I’m not to blame; I warned him of the wax.
By this he knows how tastes a joiner’s ax.        340
I’m glad t’ have shown him this good turn, as he
Has ever been so good and kind to me.
Poor uncle! Well, by chance should he be dead,
I’ll for his soul have scores of masses said.
It is the least, methinks, that I can do.”        345
While musing thus, he chanced to look below,
And saw Sir Bruin on the other shore,
Writhing and welt’ring in a pool of gore.
Reynard could scarce, so great was his surprise,
Believe the evidence of his own eyes.        350
  “Bruin alive! And in this place!” quoth he.
“Why, joiner, what a booby you must be!
A Bear’s hams make the most delicious food!
You could not surely know they were so good.
A dish by which a duke would set vast store,        355
To be so slighted by a stupid boor!
My friend has left, though, I am glad to see,
A pledge for your kind hospitality.”
  Thus spake the Fox, as he beheld the Bear,
Lying all weary-worn and bleeding there.        360
Then he called out, “Why, uncle, is that you?
What upon earth can you have here to do?
You’ve something at the joiner’s left, I fear;
Shall I run back and let him know you’re here?
Prithee, is stolen honey very sweet?        365
Or did you pay, as right was, for your treat?
How red your face is! You have ate too quick;
I trust you have not gorged till you are sick.

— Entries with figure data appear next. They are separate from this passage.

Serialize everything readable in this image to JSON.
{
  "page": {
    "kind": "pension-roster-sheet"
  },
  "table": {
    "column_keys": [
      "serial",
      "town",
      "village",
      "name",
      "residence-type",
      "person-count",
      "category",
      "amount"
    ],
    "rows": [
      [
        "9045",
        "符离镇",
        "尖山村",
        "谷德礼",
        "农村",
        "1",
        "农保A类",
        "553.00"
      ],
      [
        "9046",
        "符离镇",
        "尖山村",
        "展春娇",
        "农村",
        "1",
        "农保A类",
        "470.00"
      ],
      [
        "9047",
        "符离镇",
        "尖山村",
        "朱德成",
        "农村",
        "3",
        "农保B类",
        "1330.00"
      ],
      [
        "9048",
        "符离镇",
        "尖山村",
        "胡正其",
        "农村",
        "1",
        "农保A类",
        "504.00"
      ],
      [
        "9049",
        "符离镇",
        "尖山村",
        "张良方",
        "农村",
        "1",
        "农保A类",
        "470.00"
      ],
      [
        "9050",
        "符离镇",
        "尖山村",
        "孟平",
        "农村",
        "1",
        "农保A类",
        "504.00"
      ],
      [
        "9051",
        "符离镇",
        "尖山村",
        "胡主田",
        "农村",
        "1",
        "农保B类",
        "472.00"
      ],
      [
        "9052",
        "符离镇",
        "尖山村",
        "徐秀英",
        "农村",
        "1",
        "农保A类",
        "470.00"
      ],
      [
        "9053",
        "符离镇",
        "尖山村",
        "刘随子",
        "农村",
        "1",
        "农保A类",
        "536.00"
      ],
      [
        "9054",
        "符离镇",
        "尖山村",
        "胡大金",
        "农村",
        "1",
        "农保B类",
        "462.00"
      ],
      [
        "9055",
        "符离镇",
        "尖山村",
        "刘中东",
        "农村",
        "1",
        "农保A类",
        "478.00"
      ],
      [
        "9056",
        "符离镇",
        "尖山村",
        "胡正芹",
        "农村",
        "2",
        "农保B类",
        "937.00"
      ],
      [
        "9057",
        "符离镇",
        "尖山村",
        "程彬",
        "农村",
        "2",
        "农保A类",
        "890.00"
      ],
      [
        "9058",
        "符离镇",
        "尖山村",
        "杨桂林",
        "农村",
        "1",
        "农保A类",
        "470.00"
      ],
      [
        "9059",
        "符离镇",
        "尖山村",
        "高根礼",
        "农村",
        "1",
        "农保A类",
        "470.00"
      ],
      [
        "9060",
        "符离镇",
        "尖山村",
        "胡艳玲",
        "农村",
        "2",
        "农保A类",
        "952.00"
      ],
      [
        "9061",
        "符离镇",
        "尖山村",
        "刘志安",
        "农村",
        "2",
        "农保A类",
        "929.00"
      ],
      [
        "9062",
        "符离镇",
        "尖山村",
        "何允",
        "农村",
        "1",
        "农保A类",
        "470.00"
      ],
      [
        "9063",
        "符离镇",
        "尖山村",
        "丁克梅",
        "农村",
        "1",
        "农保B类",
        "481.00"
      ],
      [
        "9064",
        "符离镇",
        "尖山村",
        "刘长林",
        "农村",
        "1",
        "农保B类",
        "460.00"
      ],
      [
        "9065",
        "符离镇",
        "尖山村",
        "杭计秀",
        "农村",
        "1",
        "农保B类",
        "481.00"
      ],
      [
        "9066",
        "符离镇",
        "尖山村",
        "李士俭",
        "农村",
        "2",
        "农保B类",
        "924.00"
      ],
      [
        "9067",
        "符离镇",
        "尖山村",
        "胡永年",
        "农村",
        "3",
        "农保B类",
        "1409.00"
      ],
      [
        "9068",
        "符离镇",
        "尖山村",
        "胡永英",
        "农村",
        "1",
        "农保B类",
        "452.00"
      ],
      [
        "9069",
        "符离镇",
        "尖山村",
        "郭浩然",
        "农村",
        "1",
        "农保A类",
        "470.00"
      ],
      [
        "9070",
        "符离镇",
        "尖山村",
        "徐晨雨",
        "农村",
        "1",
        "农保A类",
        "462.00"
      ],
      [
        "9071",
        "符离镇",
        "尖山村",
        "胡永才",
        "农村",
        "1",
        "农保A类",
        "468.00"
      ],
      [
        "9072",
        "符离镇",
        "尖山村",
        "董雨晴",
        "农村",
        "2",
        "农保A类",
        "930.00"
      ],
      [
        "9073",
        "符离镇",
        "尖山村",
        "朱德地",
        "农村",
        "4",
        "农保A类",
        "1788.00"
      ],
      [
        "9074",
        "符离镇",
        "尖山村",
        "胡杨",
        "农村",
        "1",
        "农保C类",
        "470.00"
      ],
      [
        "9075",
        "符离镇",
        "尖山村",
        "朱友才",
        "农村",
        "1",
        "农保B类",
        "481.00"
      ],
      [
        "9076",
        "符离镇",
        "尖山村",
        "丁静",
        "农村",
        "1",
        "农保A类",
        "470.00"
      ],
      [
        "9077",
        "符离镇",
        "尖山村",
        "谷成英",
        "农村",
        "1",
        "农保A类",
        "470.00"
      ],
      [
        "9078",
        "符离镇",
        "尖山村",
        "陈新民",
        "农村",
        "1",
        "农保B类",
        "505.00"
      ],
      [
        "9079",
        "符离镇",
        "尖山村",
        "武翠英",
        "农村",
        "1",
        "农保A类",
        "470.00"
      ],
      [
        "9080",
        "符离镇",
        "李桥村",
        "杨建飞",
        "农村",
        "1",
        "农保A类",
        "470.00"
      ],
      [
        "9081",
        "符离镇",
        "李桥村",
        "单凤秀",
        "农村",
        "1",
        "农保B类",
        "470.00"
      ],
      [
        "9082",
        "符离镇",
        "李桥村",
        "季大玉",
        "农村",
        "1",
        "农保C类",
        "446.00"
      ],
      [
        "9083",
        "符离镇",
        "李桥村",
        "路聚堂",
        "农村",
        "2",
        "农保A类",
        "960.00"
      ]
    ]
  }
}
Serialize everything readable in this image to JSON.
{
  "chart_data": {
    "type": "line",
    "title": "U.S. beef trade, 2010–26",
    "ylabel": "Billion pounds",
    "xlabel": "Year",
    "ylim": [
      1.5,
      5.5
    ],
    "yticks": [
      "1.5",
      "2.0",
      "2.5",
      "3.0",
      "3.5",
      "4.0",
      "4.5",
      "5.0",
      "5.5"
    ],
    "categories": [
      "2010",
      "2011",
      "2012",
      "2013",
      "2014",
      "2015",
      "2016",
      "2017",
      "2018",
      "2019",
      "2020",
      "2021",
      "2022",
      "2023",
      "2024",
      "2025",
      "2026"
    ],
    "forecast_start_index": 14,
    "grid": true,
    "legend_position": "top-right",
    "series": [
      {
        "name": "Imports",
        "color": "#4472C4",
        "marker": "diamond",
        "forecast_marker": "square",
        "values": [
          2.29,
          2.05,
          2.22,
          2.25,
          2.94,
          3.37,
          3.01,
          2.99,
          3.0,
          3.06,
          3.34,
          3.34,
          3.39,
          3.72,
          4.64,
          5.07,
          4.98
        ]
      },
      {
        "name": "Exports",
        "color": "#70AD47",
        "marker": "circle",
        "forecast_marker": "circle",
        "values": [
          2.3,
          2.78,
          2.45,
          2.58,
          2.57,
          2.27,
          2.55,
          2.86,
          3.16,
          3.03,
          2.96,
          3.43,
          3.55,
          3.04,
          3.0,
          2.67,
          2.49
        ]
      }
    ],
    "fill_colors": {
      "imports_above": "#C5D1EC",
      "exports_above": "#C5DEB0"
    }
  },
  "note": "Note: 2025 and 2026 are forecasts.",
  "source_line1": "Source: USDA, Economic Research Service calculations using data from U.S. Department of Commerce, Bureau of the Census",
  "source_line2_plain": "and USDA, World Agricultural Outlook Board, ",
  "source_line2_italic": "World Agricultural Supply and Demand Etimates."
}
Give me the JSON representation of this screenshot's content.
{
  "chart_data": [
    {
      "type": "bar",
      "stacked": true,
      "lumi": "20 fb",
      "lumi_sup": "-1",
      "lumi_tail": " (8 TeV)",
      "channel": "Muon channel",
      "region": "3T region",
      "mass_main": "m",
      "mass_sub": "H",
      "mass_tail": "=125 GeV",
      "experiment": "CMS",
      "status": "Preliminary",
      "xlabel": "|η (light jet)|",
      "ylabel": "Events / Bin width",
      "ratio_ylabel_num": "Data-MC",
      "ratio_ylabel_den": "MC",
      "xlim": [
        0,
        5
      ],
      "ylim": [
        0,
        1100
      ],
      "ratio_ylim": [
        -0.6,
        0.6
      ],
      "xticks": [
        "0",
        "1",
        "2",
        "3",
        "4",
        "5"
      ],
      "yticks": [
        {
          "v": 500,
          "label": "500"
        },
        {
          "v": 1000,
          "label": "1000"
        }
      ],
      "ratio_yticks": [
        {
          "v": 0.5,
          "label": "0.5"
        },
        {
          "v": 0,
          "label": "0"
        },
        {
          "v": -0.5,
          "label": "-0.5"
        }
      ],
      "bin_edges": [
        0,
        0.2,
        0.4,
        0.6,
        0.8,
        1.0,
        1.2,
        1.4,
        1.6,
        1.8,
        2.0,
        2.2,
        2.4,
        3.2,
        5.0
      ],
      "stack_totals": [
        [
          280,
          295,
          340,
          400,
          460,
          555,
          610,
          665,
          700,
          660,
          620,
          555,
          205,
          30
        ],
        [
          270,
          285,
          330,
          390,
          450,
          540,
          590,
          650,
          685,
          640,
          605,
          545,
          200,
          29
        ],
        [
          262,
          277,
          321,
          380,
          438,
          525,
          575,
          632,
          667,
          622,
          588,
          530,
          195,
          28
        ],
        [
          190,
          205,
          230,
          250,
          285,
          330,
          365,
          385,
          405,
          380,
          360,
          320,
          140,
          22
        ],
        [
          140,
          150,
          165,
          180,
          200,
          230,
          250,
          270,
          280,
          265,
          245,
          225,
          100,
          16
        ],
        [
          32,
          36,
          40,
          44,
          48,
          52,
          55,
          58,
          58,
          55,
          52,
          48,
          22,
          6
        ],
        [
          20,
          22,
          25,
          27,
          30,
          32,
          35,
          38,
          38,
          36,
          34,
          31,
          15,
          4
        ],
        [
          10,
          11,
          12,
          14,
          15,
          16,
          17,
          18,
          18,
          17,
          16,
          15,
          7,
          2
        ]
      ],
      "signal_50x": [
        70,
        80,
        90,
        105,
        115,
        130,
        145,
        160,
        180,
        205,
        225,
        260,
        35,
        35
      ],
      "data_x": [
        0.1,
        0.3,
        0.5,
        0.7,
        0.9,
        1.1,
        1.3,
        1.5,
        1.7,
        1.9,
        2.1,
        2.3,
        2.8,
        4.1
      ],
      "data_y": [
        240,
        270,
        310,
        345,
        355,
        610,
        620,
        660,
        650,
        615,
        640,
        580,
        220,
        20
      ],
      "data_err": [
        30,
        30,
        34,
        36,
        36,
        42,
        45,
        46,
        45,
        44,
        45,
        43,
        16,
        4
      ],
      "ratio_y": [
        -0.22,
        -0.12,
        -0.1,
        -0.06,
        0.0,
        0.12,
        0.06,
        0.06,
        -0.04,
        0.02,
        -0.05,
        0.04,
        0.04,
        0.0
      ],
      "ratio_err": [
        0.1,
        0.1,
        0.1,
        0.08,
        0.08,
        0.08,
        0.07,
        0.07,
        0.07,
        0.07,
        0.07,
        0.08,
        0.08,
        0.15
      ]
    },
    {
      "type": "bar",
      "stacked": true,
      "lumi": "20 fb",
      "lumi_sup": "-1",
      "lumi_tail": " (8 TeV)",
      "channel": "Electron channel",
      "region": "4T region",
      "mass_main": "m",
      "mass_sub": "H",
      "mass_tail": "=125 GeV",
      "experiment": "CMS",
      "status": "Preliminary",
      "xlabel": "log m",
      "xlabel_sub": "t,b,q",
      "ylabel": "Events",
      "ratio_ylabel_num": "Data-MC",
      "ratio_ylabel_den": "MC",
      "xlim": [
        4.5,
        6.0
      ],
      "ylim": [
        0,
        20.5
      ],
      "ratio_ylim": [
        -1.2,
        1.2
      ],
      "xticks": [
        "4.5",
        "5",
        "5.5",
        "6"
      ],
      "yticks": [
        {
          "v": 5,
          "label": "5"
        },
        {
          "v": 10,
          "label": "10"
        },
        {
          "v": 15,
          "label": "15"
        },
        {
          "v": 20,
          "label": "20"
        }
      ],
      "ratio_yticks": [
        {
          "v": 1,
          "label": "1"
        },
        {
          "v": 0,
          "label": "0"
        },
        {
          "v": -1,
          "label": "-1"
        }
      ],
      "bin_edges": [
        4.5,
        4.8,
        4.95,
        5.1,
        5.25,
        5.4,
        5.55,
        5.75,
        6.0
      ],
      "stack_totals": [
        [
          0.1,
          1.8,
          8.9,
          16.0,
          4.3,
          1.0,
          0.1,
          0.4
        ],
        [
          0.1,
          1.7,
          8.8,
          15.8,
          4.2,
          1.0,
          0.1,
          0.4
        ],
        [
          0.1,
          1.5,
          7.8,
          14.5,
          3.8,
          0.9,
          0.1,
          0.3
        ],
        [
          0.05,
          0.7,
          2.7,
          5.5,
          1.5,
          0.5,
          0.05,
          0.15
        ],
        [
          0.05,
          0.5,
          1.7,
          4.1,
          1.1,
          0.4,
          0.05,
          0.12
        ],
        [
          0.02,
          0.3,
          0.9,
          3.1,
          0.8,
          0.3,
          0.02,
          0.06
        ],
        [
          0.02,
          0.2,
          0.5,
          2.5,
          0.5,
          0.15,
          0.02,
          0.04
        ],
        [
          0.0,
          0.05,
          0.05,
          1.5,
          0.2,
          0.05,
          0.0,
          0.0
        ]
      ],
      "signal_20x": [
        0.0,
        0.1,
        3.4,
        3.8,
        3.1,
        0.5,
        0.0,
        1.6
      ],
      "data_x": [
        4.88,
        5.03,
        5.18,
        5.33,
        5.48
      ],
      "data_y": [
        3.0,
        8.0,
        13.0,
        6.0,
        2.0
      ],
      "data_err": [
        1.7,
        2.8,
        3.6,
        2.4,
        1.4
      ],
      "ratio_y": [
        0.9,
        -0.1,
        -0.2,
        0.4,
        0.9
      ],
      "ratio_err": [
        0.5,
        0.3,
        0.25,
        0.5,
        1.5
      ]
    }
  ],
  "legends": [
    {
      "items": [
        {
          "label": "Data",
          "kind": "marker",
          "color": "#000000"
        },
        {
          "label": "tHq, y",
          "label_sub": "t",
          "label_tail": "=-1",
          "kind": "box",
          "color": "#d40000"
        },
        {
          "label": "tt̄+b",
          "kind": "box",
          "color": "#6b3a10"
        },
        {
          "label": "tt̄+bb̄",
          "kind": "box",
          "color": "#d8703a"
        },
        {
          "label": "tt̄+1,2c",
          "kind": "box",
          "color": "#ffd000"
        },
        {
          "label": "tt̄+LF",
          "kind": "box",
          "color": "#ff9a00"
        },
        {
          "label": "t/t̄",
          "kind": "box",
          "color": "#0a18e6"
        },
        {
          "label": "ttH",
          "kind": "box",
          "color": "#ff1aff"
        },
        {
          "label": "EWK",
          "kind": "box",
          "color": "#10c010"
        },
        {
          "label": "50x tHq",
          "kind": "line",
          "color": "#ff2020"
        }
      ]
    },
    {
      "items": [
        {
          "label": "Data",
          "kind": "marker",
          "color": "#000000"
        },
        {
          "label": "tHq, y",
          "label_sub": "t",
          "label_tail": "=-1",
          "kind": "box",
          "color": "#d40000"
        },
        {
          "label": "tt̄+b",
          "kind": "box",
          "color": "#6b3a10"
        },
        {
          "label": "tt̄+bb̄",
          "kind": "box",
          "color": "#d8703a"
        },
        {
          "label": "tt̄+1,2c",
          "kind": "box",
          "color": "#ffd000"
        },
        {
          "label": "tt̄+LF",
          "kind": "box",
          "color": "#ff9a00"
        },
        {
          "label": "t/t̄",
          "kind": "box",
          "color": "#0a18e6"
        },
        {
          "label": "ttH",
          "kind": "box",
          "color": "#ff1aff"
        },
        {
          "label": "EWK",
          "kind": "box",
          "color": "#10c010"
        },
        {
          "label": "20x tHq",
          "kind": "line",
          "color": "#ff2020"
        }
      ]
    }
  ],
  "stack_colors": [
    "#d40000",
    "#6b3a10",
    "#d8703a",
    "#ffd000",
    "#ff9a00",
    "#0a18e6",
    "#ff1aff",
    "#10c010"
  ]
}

Really you should have been more moderate;
I could have got you lots at the same rate.        370
Nay, I declare—I trust there is no harm in’t—
You seem t’ have on some sort of priestly garment,
With scarlet gloves, and collar, too, and hat;
Rather a dangerous prank to play is that!
Yet, now I look more close, your ears are gone, sure;        375
Have you of late submitted to the tonsure,
And did the stupid barber cut them off?”
Thus did the cruel-hearted Reynard scoff,
While Bruin, all unable to reply,
Could only moan with grief and agony.        380
No longer could he these sharp gibes sustain,
So crept into the water back again.
He floated downward with the stream once more,
And again landed on the shelving shore.
There in a miserable state he lay,        385
And piteously unto himself did say:
“That some one would but slay me here outright!
Ne’er shall I reach the court in this sad plight,
But on this spot in shame and grief shall die,
A mortal proof of Reynard’s treachery.        390
Oh, I will have a dire revenge, I swear,
If it please Providence my life to spare.”
  With firm resolve his pain to overcome,
At length he started on his journey home;
And after four long toilsome days were past,        395
Crippled and maimed, he reached the court at last.
  When the king saw the Bear so sorely maimed,
“Great Heaven! is this Sir Bruin?” he exclaimed—
“My trusty messenger in such a state!”
  “Ah, Sire!” said Bruin, “and is this the fate        400
That should a king’s ambassador befall?
But spare my breath—the Fox has done it all.”